Special circumstances should be kept in mind. For example, officers should always stop near a school bus with its lights and stop sign activated. A moving train cannot stop for emergency lights due to the physical momentum of the train. Officers should be aware of this while crossing railroad tracks. Additionally, it is illegal for citizens to drive over an unprotected fire hose under KRS 189.930(4), unless specifically directed to do so. Officers should always observe that rule as well, even when driving in an emergency. Damaging or stopping the flow of water in a charged hose line can prove extremely hazardous to firefighters handling that hose.
In addition to speeding, officers are permitted to stop or park an emergency vehicle in locations where vehicles are not normally permitted, so long as at least one emergency warning light is activated. A warning light should be in operation when an emergency vehicle is parked in a way that might obstruct traffic.
Most litigation that involves law enforcement and emergency driving occurs when officers are responding to an emergency or while in pursuit of a violator.
Pursuits are generally considered a seizure under the Fourth Amendment if the person injured is the violator. Accordingly, these matters are litigated in federal court under the “objective reasonableness” standard (Graham v. Connor 490 US 386:1989).
Other cases that involve a collision with a third party, might be litigated under state law as negligence. All such actions require the party bringing the lawsuit to satisfy four specific elements.
First, they must show the duty incumbent upon the emergency driver. Second, they must show a specific breach of that duty. Next, they must show damages, and finally, the plaintiff must demonstrate legal cause – a link between the breach of duty and damages.
For example, in Plummer v. Lake, 2014 WL 1513294 (Ky. App. 2014), an unpublished Kentucky Court of Appeals decision, officers were pursuing of a violator on a curvy state highway.
The violator was reported to be driving dangerously. When officers engaged with the driver, he fled at speeds up to an estimated 100 mph. Officers discussed whether the pursuit should end, but slowed down upon realizing the driver was moving “dangerously fast with no intention of stopping.”
The violator collided with a vehicle head-on, resulting in the deaths of both the driver and a third-party. Officers did not witness the crash, but came upon it within moments.
The third party’s estate sued the agency for negligence.
The Court held that the legal cause required in any negligence action was not met because officers were not involved in the crash. Further, the Court held that the officers’ decision to pursue, and then to stop pursuing, was discretionary rather than ministerial (a function performed without the use of judgement). The officers were thereby entitled to official immunity.
A decision as to whether a set of facts involves discretionary or ministerial actions is a fact-specific one. In this case, looking at the agency’s policy, the violator was clearly engaged in actions that were criminal and dangerous, and fled from a traffic stop before any pursuit began.
The Court further discounted arguments that the officers did not meet policy in their communications with dispatch, and in the use of an unmarked car in the lead. (In the latter, the Court noted trying to move a marked car to the lead would have proved even more hazardous, given the road conditions.)
Another example of vehicle operation litigation is Jones v.
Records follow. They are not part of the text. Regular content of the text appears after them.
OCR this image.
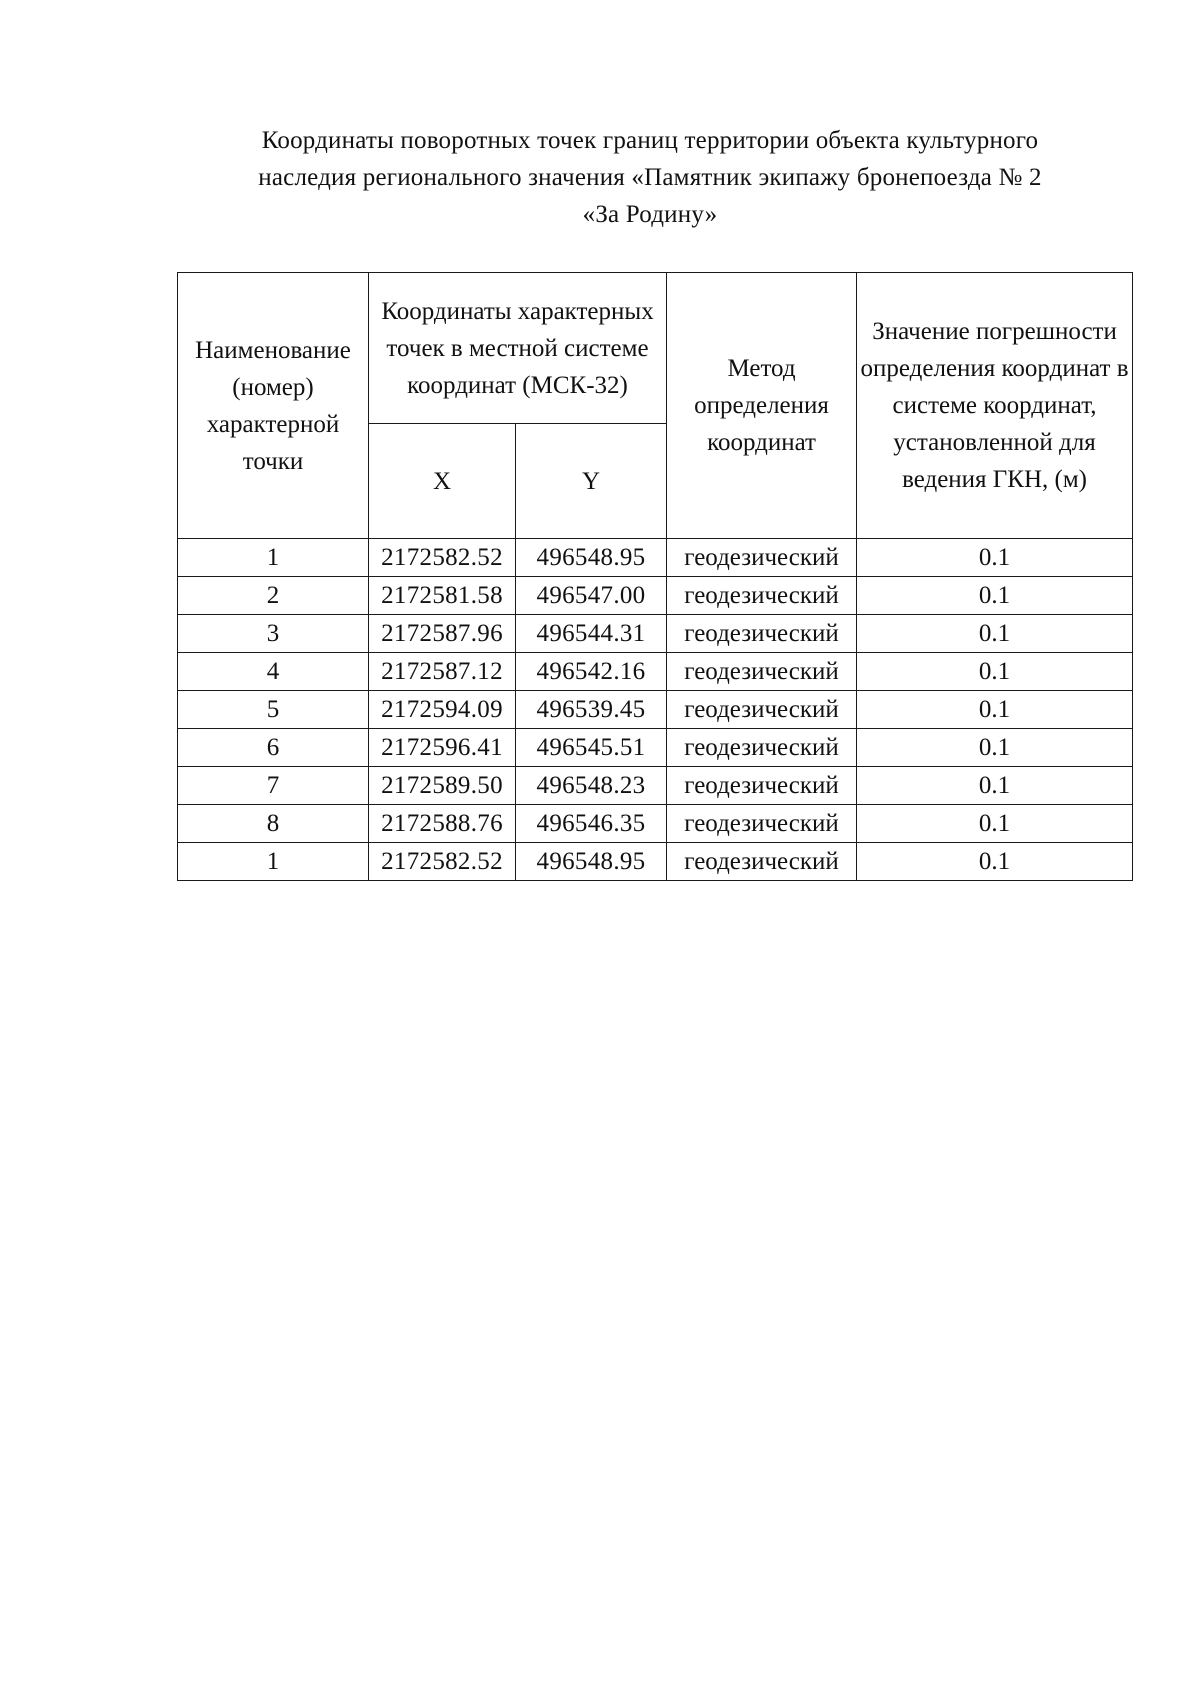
Координаты поворотных точек границ территории объекта культурного
наследия регионального значения «Памятник экипажу бронепоезда № 2
«За Родину»
Наименование (номер) характерной точки	Координаты характерных точек в местной системе координат (МСК-32)		Метод определения координат	Значение погрешности определения координат в системе координат, установленной для ведения ГКН, (м)
	X	Y		
1	2172582.52	496548.95	геодезический	0.1
2	2172581.58	496547.00	геодезический	0.1
3	2172587.96	496544.31	геодезический	0.1
4	2172587.12	496542.16	геодезический	0.1
5	2172594.09	496539.45	геодезический	0.1
6	2172596.41	496545.51	геодезический	0.1
7	2172589.50	496548.23	геодезический	0.1
8	2172588.76	496546.35	геодезический	0.1
1	2172582.52	496548.95	геодезический	0.1
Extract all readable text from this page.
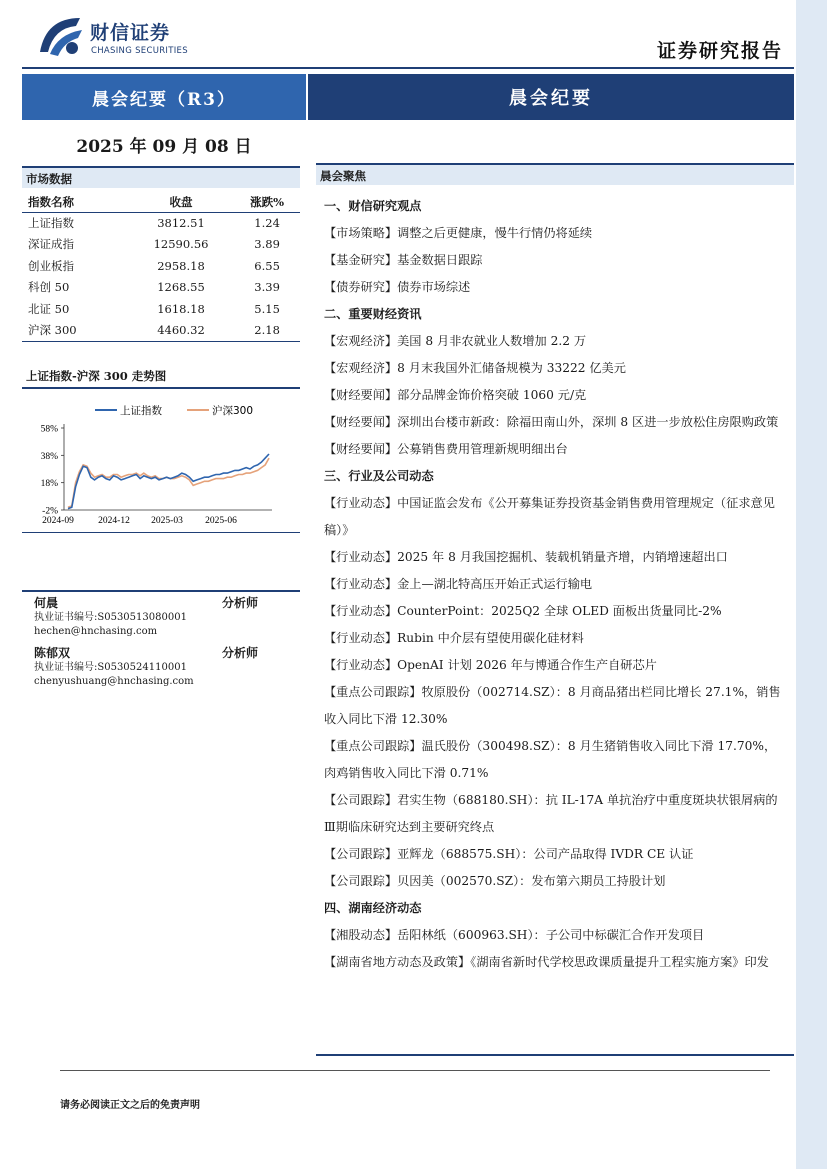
财信证券
CHASING SECURITIES	证券研究报告
晨会纪要（R3）	晨会纪要
2025 年 09 月 08 日
市场数据
指数名称	收盘	涨跌%
上证指数	3812.51	1.24
深证成指	12590.56	3.89
创业板指	2958.18	6.55
科创 50	1268.55	3.39
北证 50	1618.18	5.15
沪深 300	4460.32	2.18
上证指数-沪深 300 走势图
58%
38%
18%
-2%
2024-09	2024-12 2025-03 2025-06
上证指数	沪深300
何晨	分析师
执业证书编号:S0530513080001
hechen@hnchasing.com
陈郁双	分析师
执业证书编号:S0530524110001
chenyushuang@hnchasing.com
晨会聚焦
一、财信研究观点
【市场策略】调整之后更健康，慢牛行情仍将延续
【基金研究】基金数据日跟踪
【债券研究】债券市场综述
二、重要财经资讯
【宏观经济】美国 8 月非农就业人数增加 2.2 万
【宏观经济】8 月末我国外汇储备规模为 33222 亿美元
【财经要闻】部分品牌金饰价格突破 1060 元/克
【财经要闻】深圳出台楼市新政：除福田南山外，深圳 8 区进一步放松住房限购政策
【财经要闻】公募销售费用管理新规明细出台
三、行业及公司动态
【行业动态】中国证监会发布《公开募集证券投资基金销售费用管理规定（征求意见稿）》
【行业动态】2025 年 8 月我国挖掘机、装载机销量齐增，内销增速超出口
【行业动态】金上—湖北特高压开始正式运行输电
【行业动态】CounterPoint：2025Q2 全球 OLED 面板出货量同比-2%
【行业动态】Rubin 中介层有望使用碳化硅材料
【行业动态】OpenAI 计划 2026 年与博通合作生产自研芯片
【重点公司跟踪】牧原股份（002714.SZ）：8 月商品猪出栏同比增长 27.1%，销售收入同比下滑 12.30%
【重点公司跟踪】温氏股份（300498.SZ）：8 月生猪销售收入同比下滑 17.70%，肉鸡销售收入同比下滑 0.71%
【公司跟踪】君实生物（688180.SH）：抗 IL-17A 单抗治疗中重度斑块状银屑病的Ⅲ期临床研究达到主要研究终点
【公司跟踪】亚辉龙（688575.SH）：公司产品取得 IVDR CE 认证
【公司跟踪】贝因美（002570.SZ）：发布第六期员工持股计划
四、湖南经济动态
【湘股动态】岳阳林纸（600963.SH）：子公司中标碳汇合作开发项目
【湖南省地方动态及政策】《湖南省新时代学校思政课质量提升工程实施方案》印发
请务必阅读正文之后的免责声明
Lathram, 150 S.W.3d 50 (Ky. 2004), an officer was responding to an emergency call but was not in a high-speed pursuit when they collided directly with another vehicle. In that case, the court held that the officer’s actions were ministerial as the “act of safely driving a police cruiser, even in an emergency, is not an act that typically requires any deliberation or the exercise of judgment.”
Kentucky law enforcement officers are given the right, and with it the responsibility, to respond to emergencies in ways that are prohibited to other drivers. Every such situation is fraught with risk.
Every response, however, demands extra care to ensure the response is appropriate, within the mandates of state law, and that risk is mitigated to the extent possible for officers and the public.